Desde 2018, quando iniciou o Planejamento dos Sistemas Isolados (Sisol), a EPE registrou avanços significativos na integração de sistemas antes isolados ao SIN e na redução do uso do diesel. No final de 2025, ainda existiam 160 sistemas termelétricos isolados, atendendo a 1,9 milhão de consumidores, incluindo o de Fernando de Noronha, único fora da Região Amazônica.
Em 2018 os sistemas isolados (SI) eram 270, atendendo 3,3 milhões de pessoas.

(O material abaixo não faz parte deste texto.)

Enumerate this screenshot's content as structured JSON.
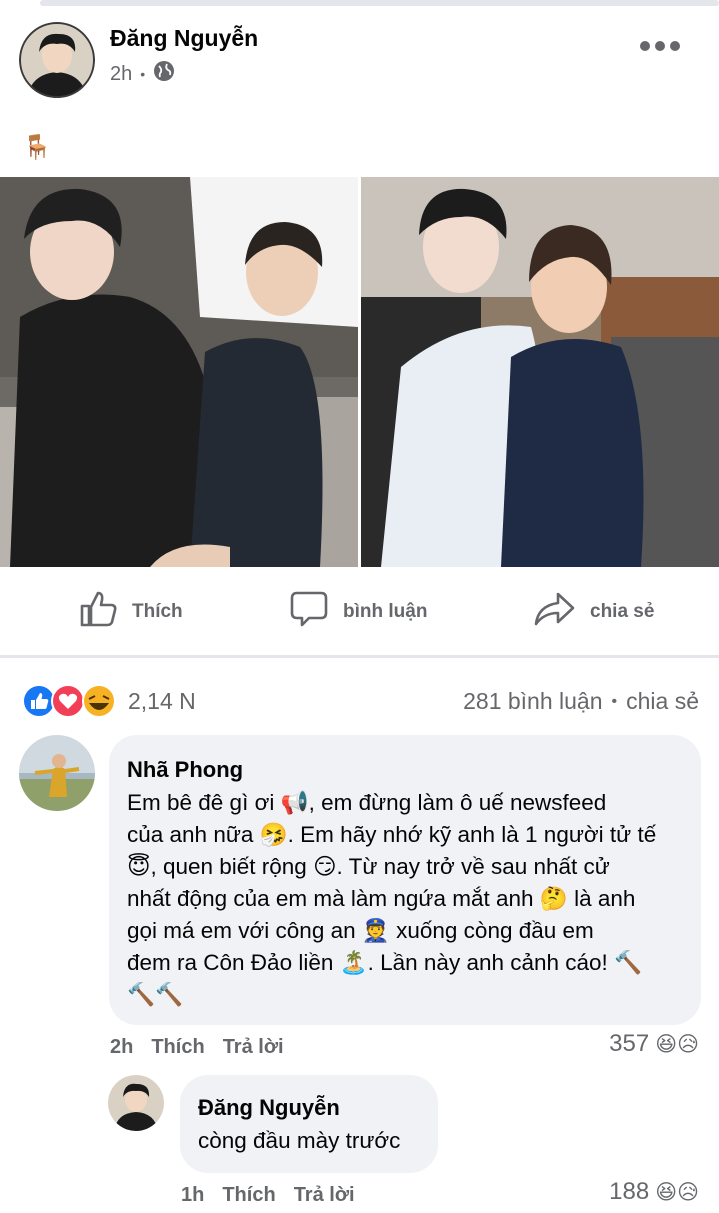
{
  "post": {
    "author": "Đăng Nguyễn",
    "time": "2h",
    "separator": "•",
    "privacy_icon": "globe-icon",
    "body_emoji": "🪑"
  },
  "actions": {
    "like": "Thích",
    "comment": "bình luận",
    "share": "chia sẻ"
  },
  "stats": {
    "reaction_count": "2,14 N",
    "comments": "281 bình luận",
    "dot": "•",
    "shares": "chia sẻ"
  },
  "comments": [
    {
      "author": "Nhã Phong",
      "lines": [
        "Em bê đê gì ơi 📢, em đừng làm ô uế newsfeed",
        "của anh nữa 🤧. Em hãy nhớ kỹ anh là 1 người tử tế",
        "😇, quen biết rộng 😏. Từ nay trở về sau nhất cử",
        "nhất động của em mà làm ngứa mắt anh 🤔 là anh",
        "gọi má em với công an 👮 xuống còng đầu em",
        "đem ra Côn Đảo liền 🏝️. Lần này anh cảnh cáo! 🔨",
        "🔨🔨"
      ],
      "time": "2h",
      "like": "Thích",
      "reply": "Trả lời",
      "reactions": "357",
      "reaction_emojis": "😆😥"
    },
    {
      "author": "Đăng Nguyễn",
      "text": "còng đầu mày trước",
      "time": "1h",
      "like": "Thích",
      "reply": "Trả lời",
      "reactions": "188",
      "reaction_emojis": "😆😥"
    }
  ]
}
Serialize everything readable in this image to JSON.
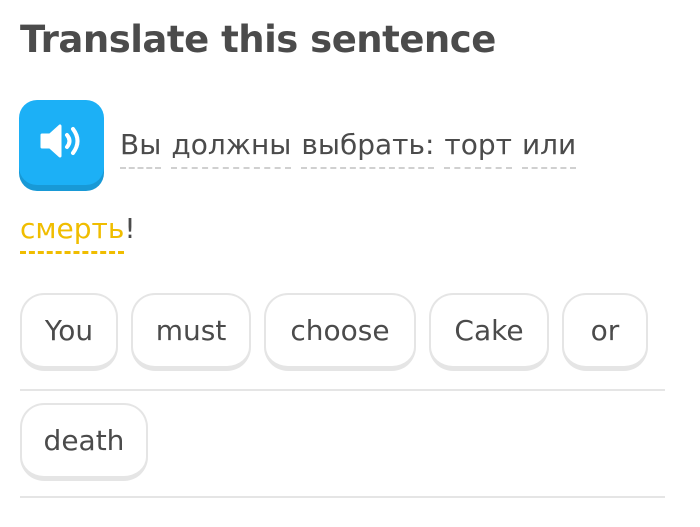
{
  "header": {
    "title": "Translate this sentence"
  },
  "prompt": {
    "speaker_icon": "speaker-icon",
    "words": [
      "Вы",
      "должны",
      "выбрать:",
      "торт",
      "или"
    ],
    "highlight_word": "смерть",
    "punctuation": "!"
  },
  "word_bank": [
    "You",
    "must",
    "choose",
    "Cake",
    "or",
    "death"
  ],
  "colors": {
    "speaker_bg": "#1cb0f6",
    "highlight": "#f0bd00",
    "chip_border": "#e5e5e5",
    "title": "#4b4b4b"
  }
}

Nos últimos oito anos, a quantidade de sistemas caiu 41% e 1,4 milhão de consumidores foram ligados ao SIN. Mas até pela dinâmica da economia e pelos avanços da eletrificação, a carga caiu apenas 12,6%, de 4.291 GWh para 3.761 GWh.
Outro dado curioso é que, embora a proporção de diesel na geração necessária tenha caído de 97% para 70% no período 2018-2025, o orçamento da CCC quase dobrou, de R$ 5,85 bilhões para R$ 11,46 bilhões, ante um IPCA acumulado de 51%.
Redução nas interligações
O ritmo médio de interligações de sistemas isolados ao SIN nestes oito anos foi de 13,75 por ano. De 2024 para 2025 foram interligados 15 sistemas, incluindo o de Boa Vista, última capital fora do sistema integrado.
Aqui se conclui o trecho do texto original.